3.  SOURCES OF FUNDING

  Official support for cancer research comes at the interface between the Research Councils, mainly the Medical Research Council, and the Department of Health. The precise source of funds matters less than the overall level of support that is available. Some activities, notably clinical trials (above) are a legitimate call on the Department of Health's R&D budget.

  It is of crucial importance that, as a nation, we cease to rely as much as at present on charitable funds. The public is not aware of the low level of official funding available for cancer research, a position that can only be sustained by virtue of the generosity of the public in their support of cancer research charities. Such charitable funding is of a precarious nature, and should not be relied on to be the spearhead of our national effort.

  It is also important that additional funding be available for routine clinical practice. This should be directed to cancer centres because they are able to provide continuing data on the use of new treatments. Currently, as there is not sufficient funding for new therapies it is likely that the UK will increasingly be seen as a backwater for pharmaceutical companies—in the future they may not even bother to do clinical research here. There is some evidence that this is beginning to happen already and it is a trend that needs to be reversed urgently.

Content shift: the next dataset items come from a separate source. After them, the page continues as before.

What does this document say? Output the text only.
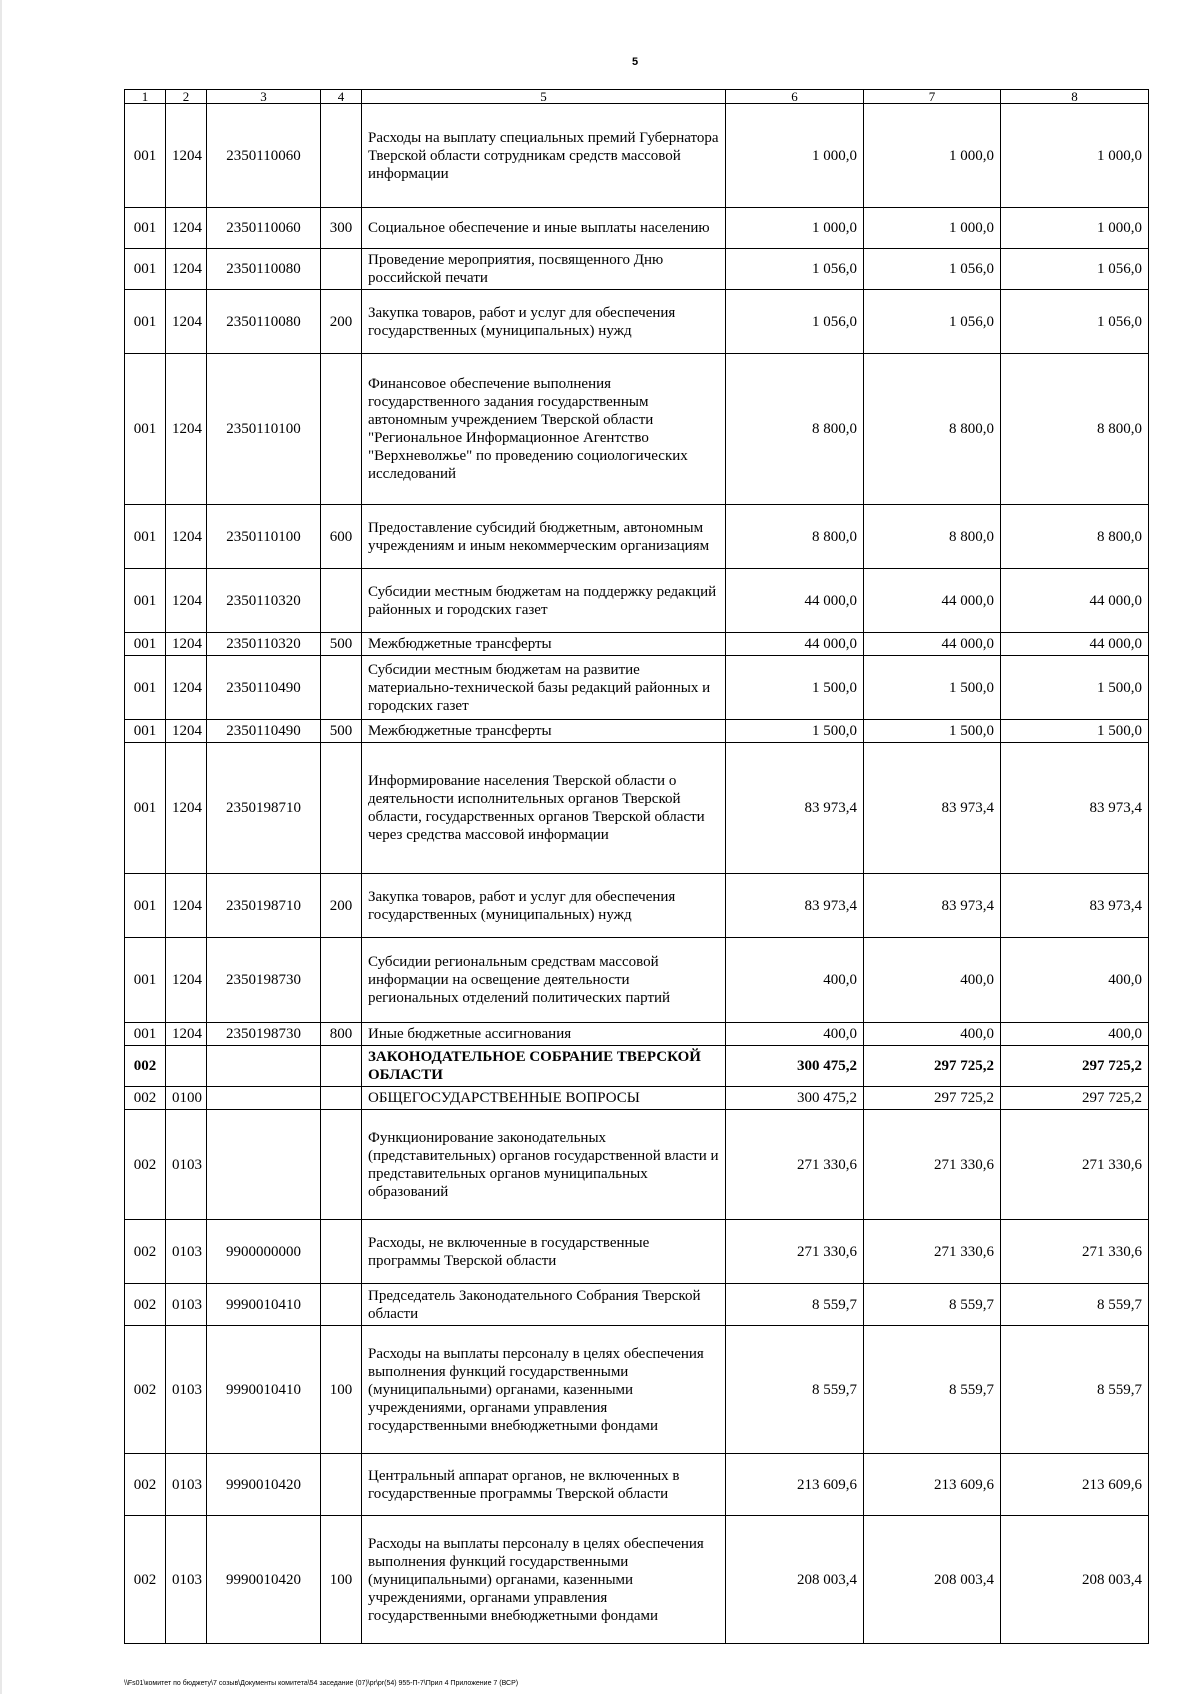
5
1	2	3	4	5	6	7	8
001	1204	2350110060		Расходы на выплату специальных премий Губернатора Тверской области сотрудникам средств массовой информации	1 000,0	1 000,0	1 000,0
001	1204	2350110060	300	Социальное обеспечение и иные выплаты населению	1 000,0	1 000,0	1 000,0
001	1204	2350110080		Проведение мероприятия, посвященного Дню российской печати	1 056,0	1 056,0	1 056,0
001	1204	2350110080	200	Закупка товаров, работ и услуг для обеспечения государственных (муниципальных) нужд	1 056,0	1 056,0	1 056,0
001	1204	2350110100		Финансовое обеспечение выполнения государственного задания государственным автономным учреждением Тверской области "Региональное Информационное Агентство "Верхневолжье" по проведению социологических исследований	8 800,0	8 800,0	8 800,0
001	1204	2350110100	600	Предоставление субсидий бюджетным, автономным учреждениям и иным некоммерческим организациям	8 800,0	8 800,0	8 800,0
001	1204	2350110320		Субсидии местным бюджетам на поддержку редакций районных и городских газет	44 000,0	44 000,0	44 000,0
001	1204	2350110320	500	Межбюджетные трансферты	44 000,0	44 000,0	44 000,0
001	1204	2350110490		Субсидии местным бюджетам на развитие материально-технической базы редакций районных и городских газет	1 500,0	1 500,0	1 500,0
001	1204	2350110490	500	Межбюджетные трансферты	1 500,0	1 500,0	1 500,0
001	1204	2350198710		Информирование населения Тверской области о деятельности исполнительных органов Тверской области, государственных органов Тверской области через средства массовой информации	83 973,4	83 973,4	83 973,4
001	1204	2350198710	200	Закупка товаров, работ и услуг для обеспечения государственных (муниципальных) нужд	83 973,4	83 973,4	83 973,4
001	1204	2350198730		Субсидии региональным средствам массовой информации на освещение деятельности региональных отделений политических партий	400,0	400,0	400,0
001	1204	2350198730	800	Иные бюджетные ассигнования	400,0	400,0	400,0
002				ЗАКОНОДАТЕЛЬНОЕ СОБРАНИЕ ТВЕРСКОЙ ОБЛАСТИ	300 475,2	297 725,2	297 725,2
002	0100			ОБЩЕГОСУДАРСТВЕННЫЕ ВОПРОСЫ	300 475,2	297 725,2	297 725,2
002	0103			Функционирование законодательных (представительных) органов государственной власти и представительных органов муниципальных образований	271 330,6	271 330,6	271 330,6
002	0103	9900000000		Расходы, не включенные в государственные программы Тверской области	271 330,6	271 330,6	271 330,6
002	0103	9990010410		Председатель Законодательного Собрания Тверской области	8 559,7	8 559,7	8 559,7
002	0103	9990010410	100	Расходы на выплаты персоналу в целях обеспечения выполнения функций государственными (муниципальными) органами, казенными учреждениями, органами управления государственными внебюджетными фондами	8 559,7	8 559,7	8 559,7
002	0103	9990010420		Центральный аппарат органов, не включенных в государственные программы Тверской области	213 609,6	213 609,6	213 609,6
002	0103	9990010420	100	Расходы на выплаты персоналу в целях обеспечения выполнения функций государственными (муниципальными) органами, казенными учреждениями, органами управления государственными внебюджетными фондами	208 003,4	208 003,4	208 003,4
\\Fs01\комитет по бюджету\7 созыв\Документы комитета\54 заседание (07)\pr\pr(54) 955-П-7\Прил 4 Приложение 7 (ВСР)
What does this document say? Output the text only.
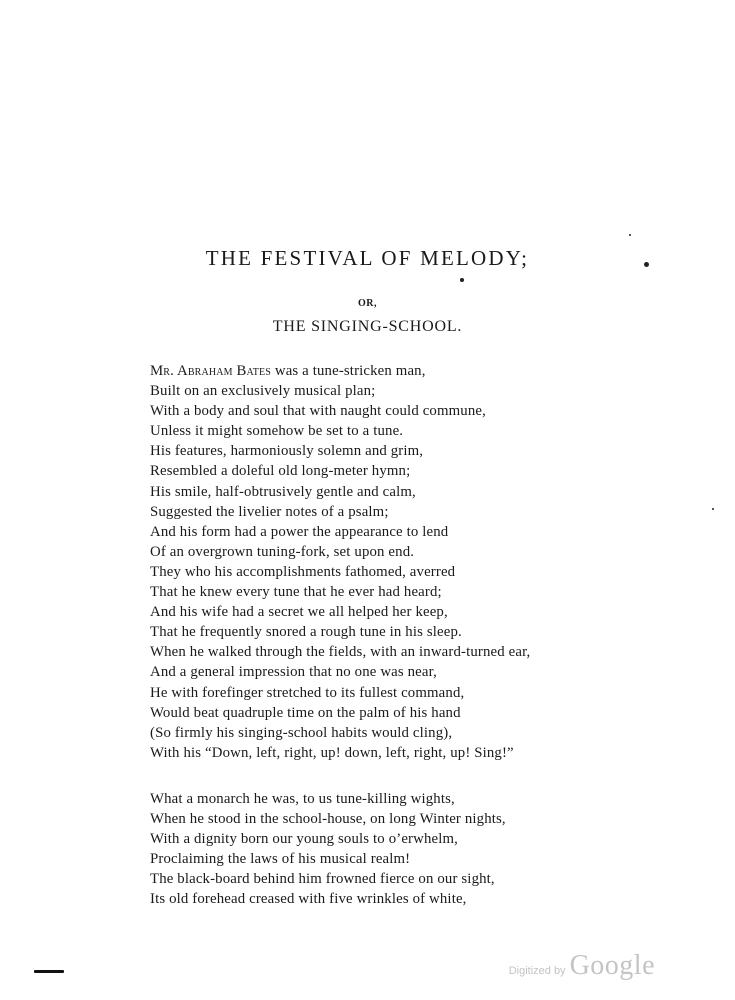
THE FESTIVAL OF MELODY;
OR,
THE SINGING-SCHOOL.
Mr. Abraham Bates was a tune-stricken man,
Built on an exclusively musical plan;
With a body and soul that with naught could commune,
Unless it might somehow be set to a tune.
His features, harmoniously solemn and grim,
Resembled a doleful old long-meter hymn;
His smile, half-obtrusively gentle and calm,
Suggested the livelier notes of a psalm;
And his form had a power the appearance to lend
Of an overgrown tuning-fork, set upon end.
They who his accomplishments fathomed, averred
That he knew every tune that he ever had heard;
And his wife had a secret we all helped her keep,
That he frequently snored a rough tune in his sleep.
When he walked through the fields, with an inward-turned ear,
And a general impression that no one was near,
He with forefinger stretched to its fullest command,
Would beat quadruple time on the palm of his hand
(So firmly his singing-school habits would cling),
With his “Down, left, right, up! down, left, right, up! Sing!”
What a monarch he was, to us tune-killing wights,
When he stood in the school-house, on long Winter nights,
With a dignity born our young souls to o’erwhelm,
Proclaiming the laws of his musical realm!
The black-board behind him frowned fierce on our sight,
Its old forehead creased with five wrinkles of white,
Digitized by Google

  4.  We commend to the Select Committee the United States National Cancer Institute (http://www.nci.nih.gov/). The Committee should note, in particular, the scale of the National Cancer Institute's budget in relation to total government expenditure in the United States. The comparison with the United Kingdom is highly unfavourable. We also particularly recommend the way in which the NCI has provided a strategic overview of cancer research for the United States of America, and the vision set out in this overview deserves the Committee's attention.

5.  CONCLUSION

  As a nation, we have great strengths in cancer research, and many notable advances have been made in British laboratories, research institutes and hospitals. However, much more could have been done, and will be done, with a better-coordinated and better-funded national strategy.